503B: the outsourcing facility
A 503B facility, formally called an outsourcing facility, compounds at scale without patient-specific prescriptions. The customer is typically a clinic or hospital that needs office-stock supply rather than a single named patient. To make this legal, 503B facilities must operate under Current Good Manufacturing Practice standards, the same framework used by industrial pharmaceutical manufacturers. They are inspected by the FDA directly, on a published schedule, the way a manufacturer is inspected.
503B facilities can ship interstate without the volume limits that apply to 503A pharmacies. They register voluntarily with the FDA and submit production reports. The standards are higher, the federal oversight is more direct, and the volume per facility is much larger.
Why the distinction matters for your prescription
Two practical things follow from this legal architecture. First, your peptide prescription has to be written specifically for you, by a licensed clinician, to be filled at a 503A pharmacy. There is no "self-prescribed" route, and the absence of a prescription is what legally distinguishes a compounded medication from a "research grade" chemical. Second, the pharmacy that fills your prescription has a name, a license, an inspection record, and a state board accountable for its conduct. Any of this can be audited if you want to.
Both of these are features, not friction. They are the reason a compounded peptide is treated as medicine and the reason your name is on the label.
The two short numbers, 503A and 503B, are the entire architecture of legitimate compounded medicine in the United States.
Where pru sits in this framework
At pru, every prescription is filled at a state-licensed 503A pharmacy that we have evaluated in detail. The pharmacy has a name. The pharmacy has a license number. The pharmacy is inspected by its state board. Each batch ships with a Certificate of Analysis. We chose 503A as the framework for individual patient prescriptions because that is what the law was designed for, and because the level of patient-specific care it requires is the level we want delivered to every pru patient.
The two short numbers are the entire architecture. They explain why CVS does not sell peptides, why your prescription has to be written a specific way, and why the pharmacy filling it is named, licensed, and accountable. The next time you read a vial label, those numbers are the reason it says what it says.
Sources & further reading
- U.S. Food and Drug Administration.
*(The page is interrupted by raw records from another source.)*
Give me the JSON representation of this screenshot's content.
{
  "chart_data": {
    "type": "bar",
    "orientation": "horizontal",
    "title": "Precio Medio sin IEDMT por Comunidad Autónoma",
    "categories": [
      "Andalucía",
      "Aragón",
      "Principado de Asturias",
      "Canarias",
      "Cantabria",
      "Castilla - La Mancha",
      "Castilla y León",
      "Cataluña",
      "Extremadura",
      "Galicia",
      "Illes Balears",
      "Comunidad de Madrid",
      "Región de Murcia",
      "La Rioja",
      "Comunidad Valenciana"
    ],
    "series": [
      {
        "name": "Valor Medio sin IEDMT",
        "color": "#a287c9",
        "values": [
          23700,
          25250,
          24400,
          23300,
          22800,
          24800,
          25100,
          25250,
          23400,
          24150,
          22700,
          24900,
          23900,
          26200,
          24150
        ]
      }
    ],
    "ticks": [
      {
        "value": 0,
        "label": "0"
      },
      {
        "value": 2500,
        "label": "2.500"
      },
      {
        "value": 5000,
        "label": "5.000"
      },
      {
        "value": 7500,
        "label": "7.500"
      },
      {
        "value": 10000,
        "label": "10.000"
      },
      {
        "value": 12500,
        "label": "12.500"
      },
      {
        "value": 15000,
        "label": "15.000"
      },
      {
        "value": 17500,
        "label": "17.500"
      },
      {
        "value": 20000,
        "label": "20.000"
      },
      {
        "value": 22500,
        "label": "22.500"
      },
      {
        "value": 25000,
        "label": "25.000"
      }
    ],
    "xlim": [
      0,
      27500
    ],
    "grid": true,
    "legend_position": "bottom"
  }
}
Compounding and the FDA: Questions and Answers. fda.gov/drugs/human-drug-compounding.
- Drug Quality and Security Act of 2013. Public Law 113-54. Codified at 21 U.S.C. §§ 353a (Section 503A) and 353b (Section 503B).
- FDA Modernization Act of 1997. Public Law 105-115. Original statutory creation of the 503A compounding exemption.
- Smith, R. M., Schaefer, M. K., Kainer, M. A., et al. (2013). "Fungal Infections Associated with Contaminated Methylprednisolone Injections." New England Journal of Medicine 369: 1598–1609. (Canonical publication on the 2012 NECC outbreak.)
- United States Pharmacopeia. General Chapter 797: Pharmaceutical Compounding, Sterile Preparations. Current revision.
- United States Pharmacopeia. General Chapter 795: Pharmaceutical Compounding, Non-sterile Preparations. Current revision.
- U.S. Food and Drug Administration. Registered Outsourcing Facilities (Section 503B). fda.gov/drugs/human-drug-compounding/registered-outsourcing-facilities.
- U.S. Food and Drug Administration. Current Good Manufacturing Practice (CGMP) Regulations. 21 CFR Parts 210 and 211.
- Centers for Disease Control and Prevention. Multistate Fungal Meningitis Outbreak Investigation, 2012–2013. cdc.gov.